Association for Queer Anthropology
Oral Presentation Session
Puberty videos, which introduce child audiences in late elementary school and early middle school to the normative physio-psycho-social changes accompanying passage into adolescence, are pedagogical tools for early sex education that have achieved widespread circulation in the U.S. Their now-ritualized viewership across multiple generations of developing children has contributed to the covert naturalization of a discourse about puberty. Puberty discourse has become so naturalized that scholars of language, gender/sexuality, and childhood have yet to turn critical attention to its broader sociocultural significance. Contra this absence, the current paper applies critical discourse analysis (or CDA, e.g., Cameron 2001) to Proctor and Gamble’s “Always Changing” puberty video1, an exemplar of the modern puberty epic, in order to begin interrogating the universalizing and heterocentric dimensions of puberty discourse.
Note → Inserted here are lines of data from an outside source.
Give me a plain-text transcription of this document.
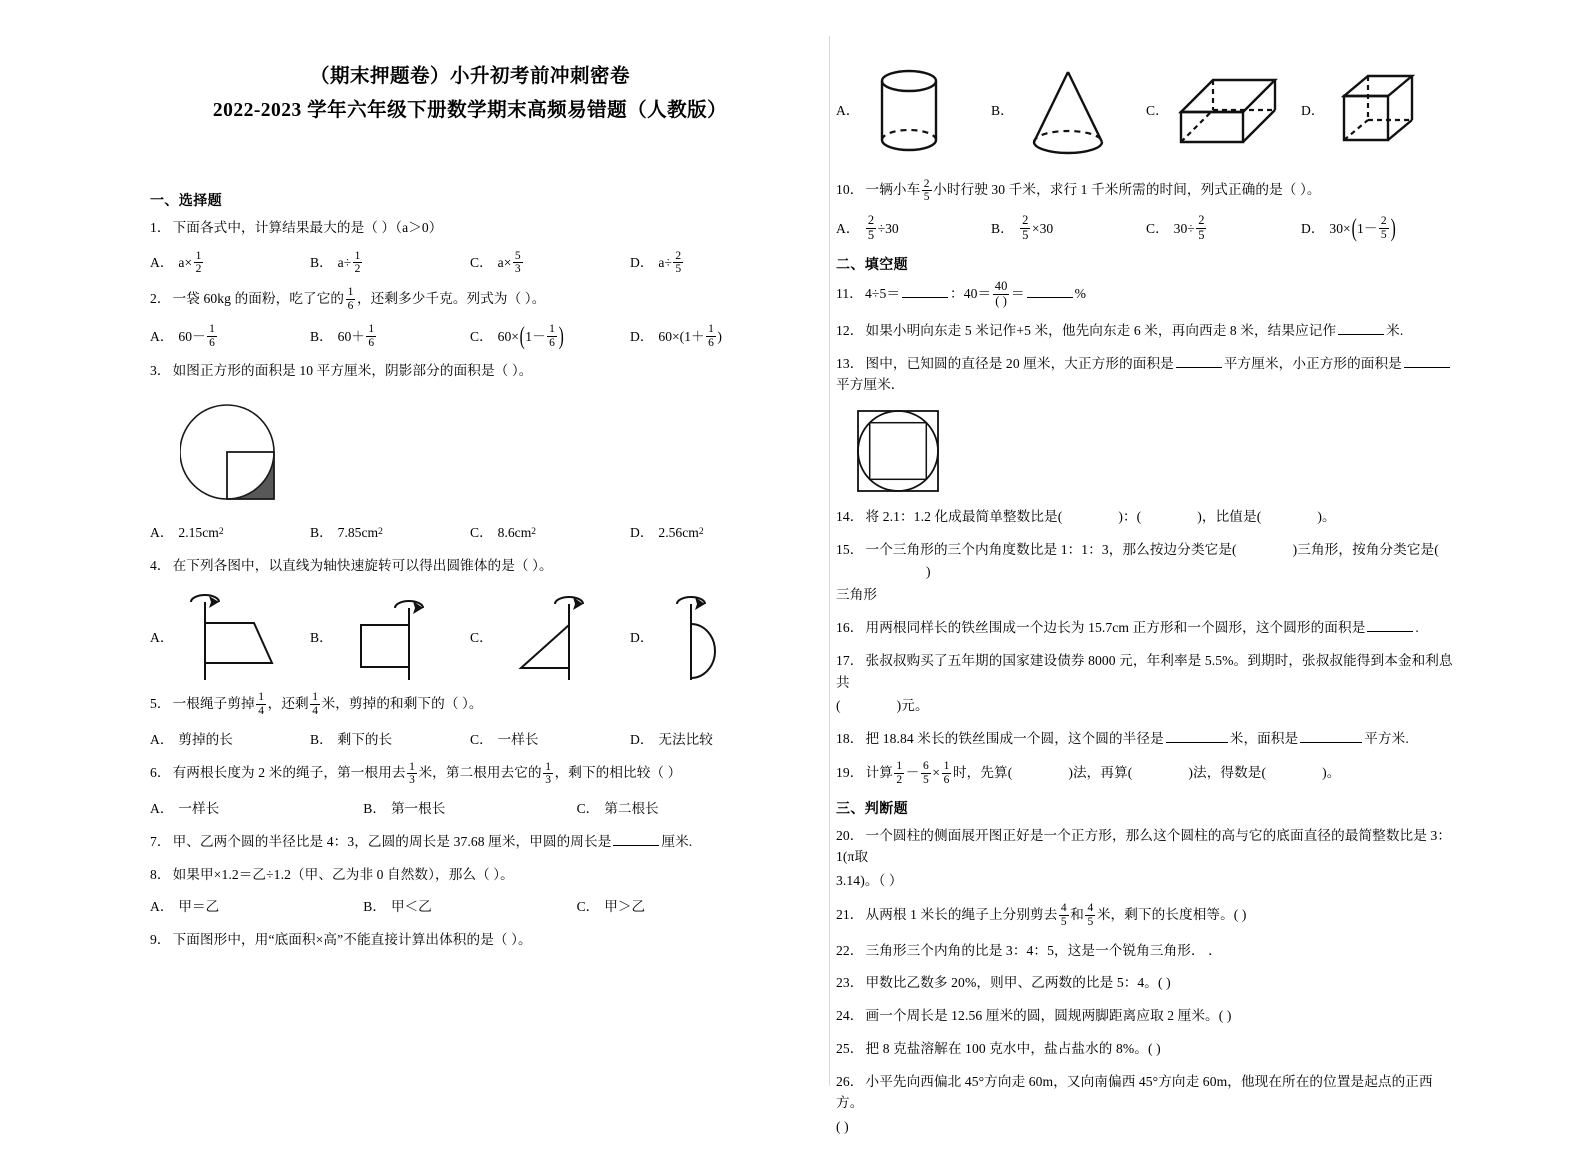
（期末押题卷）小升初考前冲刺密卷
2022-2023 学年六年级下册数学期末高频易错题（人教版）
一、选择题
1． 下面各式中，计算结果最大的是（ ）（a＞0）
A． $a\times \frac{1}{2}$	B． $a\div \frac{1}{2}$	C． $a\times \frac{5}{3}$	D． $a\div \frac{2}{5}$
2． 一袋 60kg 的面粉，吃了它的 $\frac{1}{6}$ ，还剩多少千克。列式为（ ）。
A． $60- \frac{1}{6}$	B． $60+ \frac{1}{6}$	C． 60× ( $1- \frac{1}{6}$ )	D． $60\times(1+ \frac{1}{6}$ )
3． 如图正方形的面积是 10 平方厘米，阴影部分的面积是（ ）。
A． 2.15cm 2	B． 7.85cm 2	C． 8.6cm 2	D． 2.56cm 2
4． 在下列各图中，以直线为轴快速旋转可以得出圆锥体的是（ ）。
A．	B．	C．	D．
5． 一根绳子剪掉 $\frac{1}{4}$ ，还剩 $\frac{1}{4}$ 米，剪掉的和剩下的（ ）。
A． 剪掉的长	B． 剩下的长	C． 一样长	D． 无法比较
6． 有两根长度为 2 米的绳子，第一根用去 $\frac{1}{3}$ 米，第二根用去它的 $\frac{1}{3}$ ，剩下的相比较（ ）
A． 一样长	B． 第一根长	C． 第二根长
7． 甲、乙两个圆的半径比是 4：3，乙圆的周长是 37.68 厘米，甲圆的周长是	厘米.
8． 如果甲×1.2＝乙÷1.2（甲、乙为非 0 自然数），那么（ ）。
A． 甲＝乙	B． 甲＜乙	C． 甲＞乙
9． 下面图形中，用“底面积×高”不能直接计算出体积的是（ ）。
A．	B．	C．	D．
10． 一辆小车 $\frac{2}{5}$ 小时行驶 30 千米，求行 1 千米所需的时间，列式正确的是（ ）。
A． $\frac{2}{5} \div 30$	B． $\frac{2}{5} \times 30$	C． $30\div \frac{2}{5}$	D． 30× ( $1- \frac{2}{5}$ )
二、填空题
11． 4÷5＝	：$40= \frac{40}{( )}$ ＝	%
12． 如果小明向东走 5 米记作+5 米，他先向东走 6 米，再向西走 8 米，结果应记作	米.
13． 图中，已知圆的直径是 20 厘米，大正方形的面积是	平方厘米，小正方形的面积是平方厘米．
14． 将 2.1：1.2 化成最简单整数比是(	)：(	)，比值是(	)。
15． 一个三角形的三个内角度数比是 1：1：3，那么按边分类它是(	)三角形，按角分类它是()
三角形
16． 用两根同样长的铁丝围成一个边长为 15.7cm 正方形和一个圆形，这个圆形的面积是	.
17． 张叔叔购买了五年期的国家建设债券 8000 元，年利率是 5.5%。到期时，张叔叔能得到本金和利息共
(	)元。
18． 把 18.84 米长的铁丝围成一个圆，这个圆的半径是	米，面积是	平方米.
19． 计算 $\frac{1}{2} - \frac{6}{5} \times \frac{1}{6}$ 时，先算(	)法，再算(	)法，得数是(	)。
三、判断题
20． 一个圆柱的侧面展开图正好是一个正方形，那么这个圆柱的高与它的底面直径的最简整数比是 3：1(π取
3.14)。（ ）
21． 从两根 1 米长的绳子上分别剪去 $\frac{4}{5}$ 和 $\frac{4}{5}$ 米，剩下的长度相等。( )
22． 三角形三个内角的比是 3：4：5，这是一个锐角三角形． ．
23． 甲数比乙数多 20%，则甲、乙两数的比是 5：4。( )
24． 画一个周长是 12.56 厘米的圆，圆规两脚距离应取 2 厘米。( )
25． 把 8 克盐溶解在 100 克水中，盐占盐水的 8%。( )
26． 小平先向西偏北 45°方向走 60m，又向南偏西 45°方向走 60m，他现在所在的位置是起点的正西方。
( )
Critically attending to the structure and content of the video’s produced talk reveals a narrow figuration of puberty that destabilizes children’s self-knowledge and peer-organized social worlds, reifies adults as the primary gatekeepers of puberty epistemologies, and installs distance between children and their changing pysio-psycho-social realities through institutionalized and medicalized jargon. Rather than mitigating the potential crisis of being inherent in the growing child’s understanding of puberty, the “Always Changing” video manufactures an affect of crisis. Puberty discourse, which might be summarized as “girls get periods and boys get erections,” renders development a treacherous and unknowable space for children while foreclosing the possibility of non-normative gender and sexual developmental trajectories.